She reports, "Elvig’s trial is scheduled for Oct. 1."
Sakry reports the trial is set for Anoka County District Court, while noting Palumbo has transferred prosecutorial duty to Isanti County. I do not know if there are plans to bring in a judge from outside Anoka County to preside if the trial ends up here and not also in Isanti County. It is not uncommon to move things or make unusual arrangements when political dimensions suggest it might be the fairest way to prosecute and hold a trial. It appears plea bargaining has not been considered, at least there so far is no offer and acceptance. It can happen the day trial may be set to start, or during trial. Presuming trial is held, whether postponed or on Oct. 1, the final jury instructions issued by the judge may be interesting - and the subject of a possible appeal. Expanding the number of counts is a tactic. The prosecution only has to win on one. Elvig has to prevail on all if he is to avoid a felony conviction.
Elvig has pled innocent, and is presumed innocent unless/until proven guilty. Presumably Elvig will seek a jury trial. Elvig is represented by attorney Richard Malacko, who is quoted in reporting.

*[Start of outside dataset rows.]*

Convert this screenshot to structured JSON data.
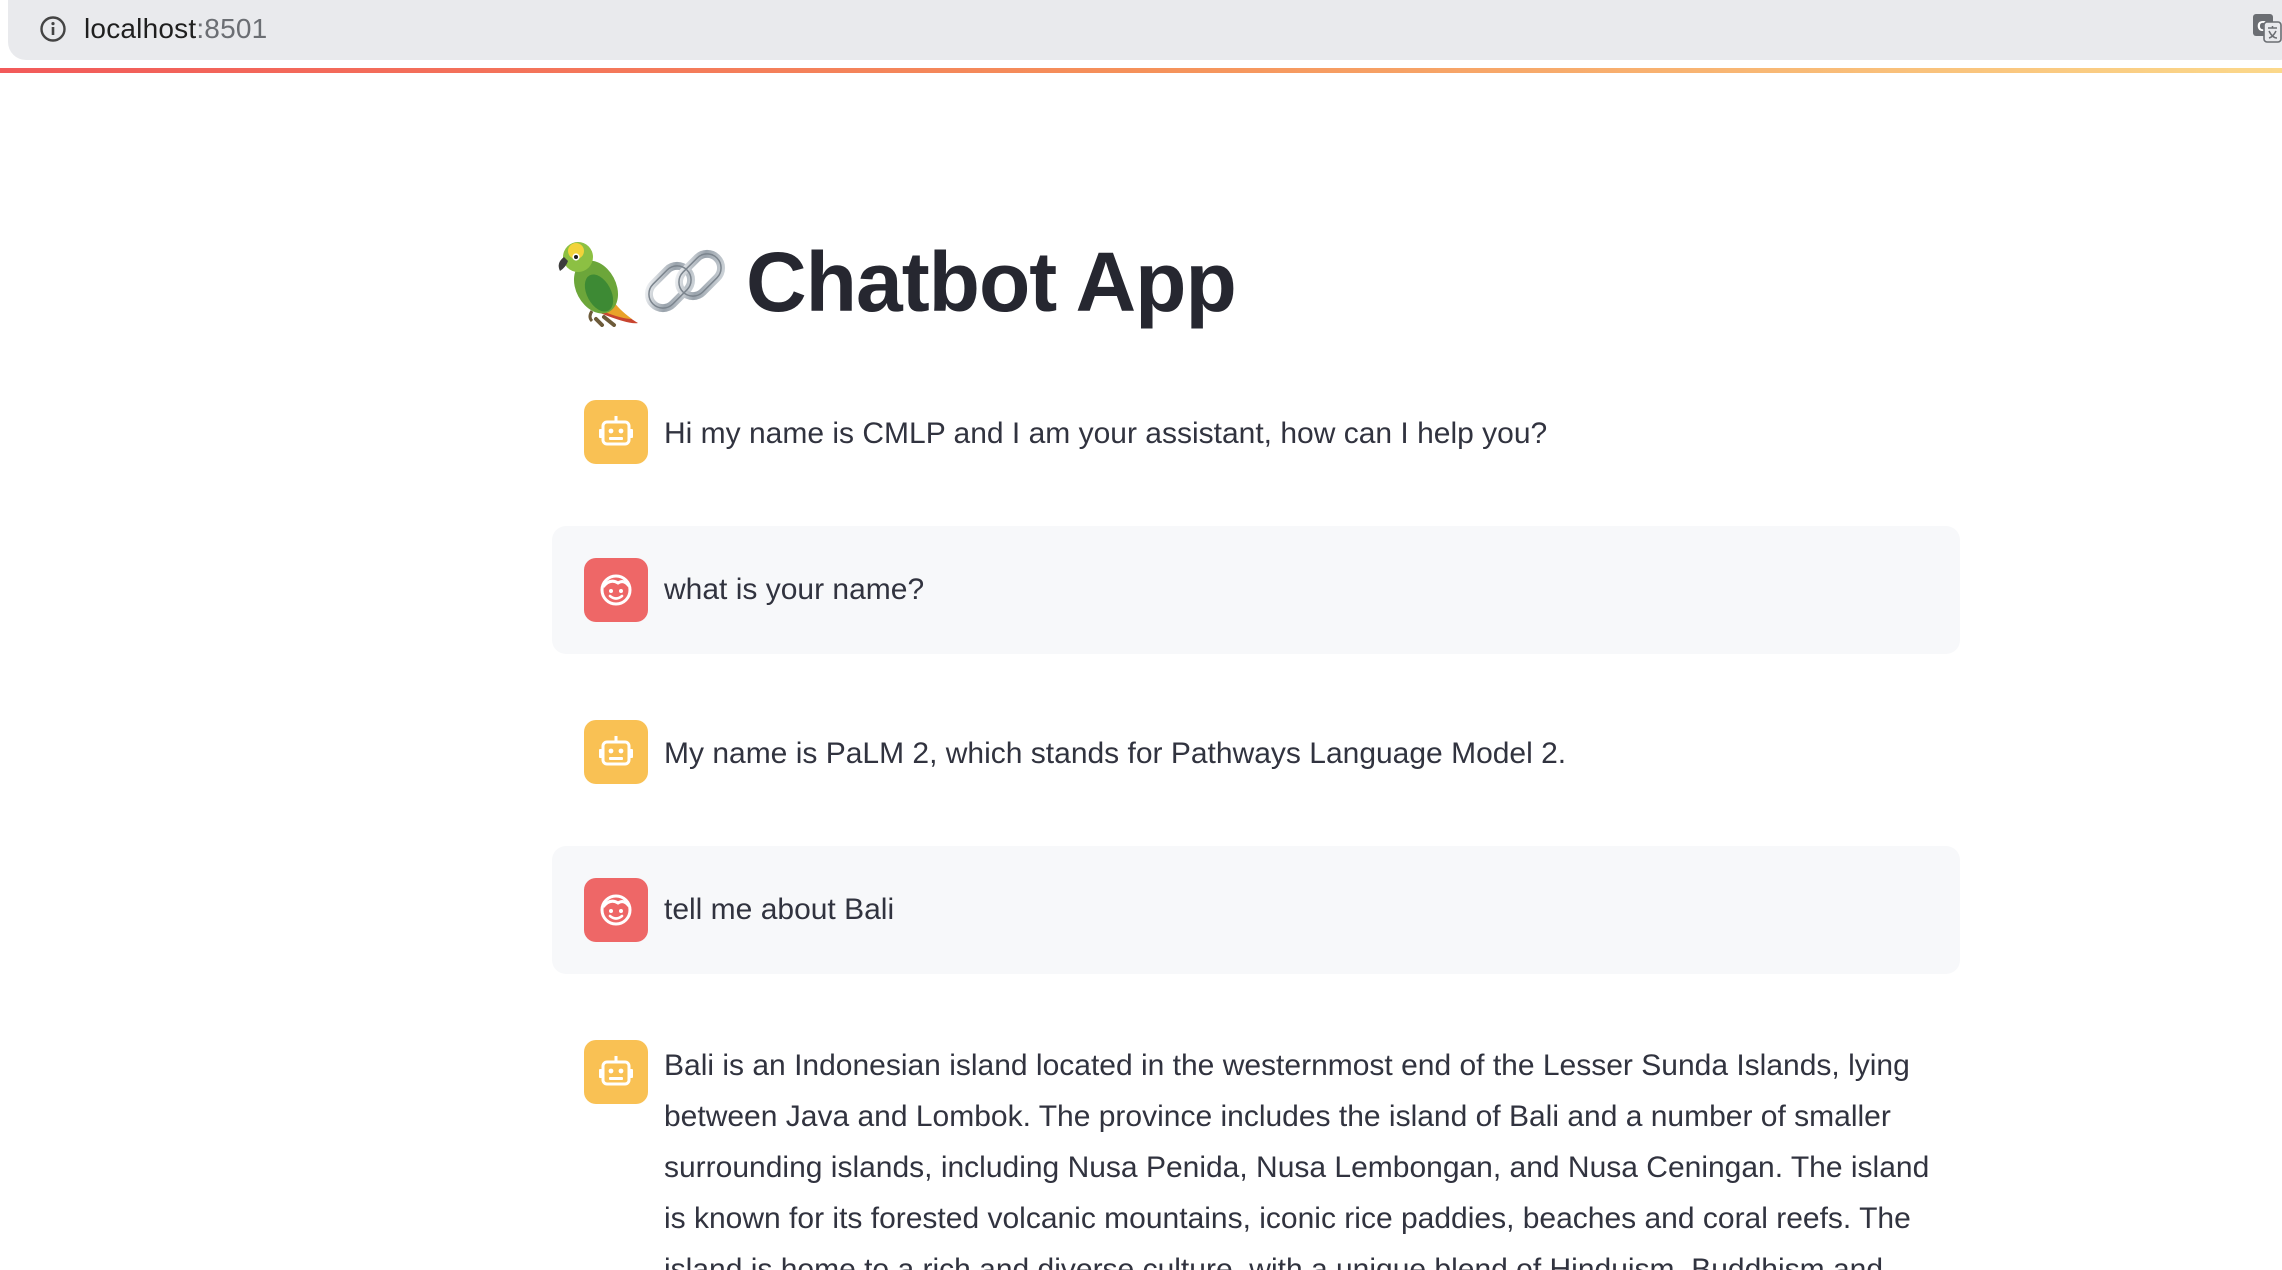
{
  "browser": {
    "url_host": "localhost",
    "url_port": ":8501"
  },
  "app": {
    "title": "Chatbot App",
    "title_emojis": [
      "parrot-emoji",
      "link-emoji"
    ]
  },
  "messages": [
    {
      "role": "assistant",
      "avatar": "robot-face-icon",
      "text": "Hi my name is CMLP and I am your assistant, how can I help you?"
    },
    {
      "role": "user",
      "avatar": "smiling-face-icon",
      "text": "what is your name?"
    },
    {
      "role": "assistant",
      "avatar": "robot-face-icon",
      "text": "My name is PaLM 2, which stands for Pathways Language Model 2."
    },
    {
      "role": "user",
      "avatar": "smiling-face-icon",
      "text": "tell me about Bali"
    },
    {
      "role": "assistant",
      "avatar": "robot-face-icon",
      "text": "Bali is an Indonesian island located in the westernmost end of the Lesser Sunda Islands, lying between Java and Lombok. The province includes the island of Bali and a number of smaller surrounding islands, including Nusa Penida, Nusa Lembongan, and Nusa Ceningan. The island is known for its forested volcanic mountains, iconic rice paddies, beaches and coral reefs. The island is home to a rich and diverse culture, with a unique blend of Hinduism, Buddhism and"
    }
  ],
  "colors": {
    "bot_avatar": "#f9c154",
    "user_avatar": "#ee6767",
    "user_bubble": "#f7f8fa",
    "text": "#31333f",
    "title": "#262730"
  }
}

Ramsey's Charter might have a procedure specified in the event of a felony conviction. However, I have not studied it, online here.
My understanding is that until a final judgment is attained, a conviction is subject to reversal or remand on appeal; so if there is a conviction and effort to remove Elvig from council, pending appeal he can argue it premature.
The City Attorney, if there is a conviction, might need to search Minnesota law for statutory guidance; but as a charter city, that is made more complex. If the Charter is silent on procedure, policy, and authority of the balance of the council to act; then by default the procedure specified for statutory cities would apply; if there is law covering the question of service pending appeal and absent a final judgment.
The only noteworthy precedent I know of has been federal, the House's expulsion of James Traficant. I believe procedures were in place for such a contingency at the federal level, and that his peers in the House did not muck around in some questionable ad hoc manner.
Again, with no trial yet any/all speculation is premature. Elvig presently has every right to continue in office and assert his innocence. The mayor in one report correctly says it is not for him to prematurely judge Elvig, nor is it proper for any of us in Ramsey who only know of charges, with no trial yet.
English law has long treasured the principle of awaiting a trial and before that presuming innocence. Our own law is derived from that. The nobles did not want the King having power to imprison without a trial and were effectively restive about it, my understanding being that right to a jury and presumption of innocence dates to the Magna Carta.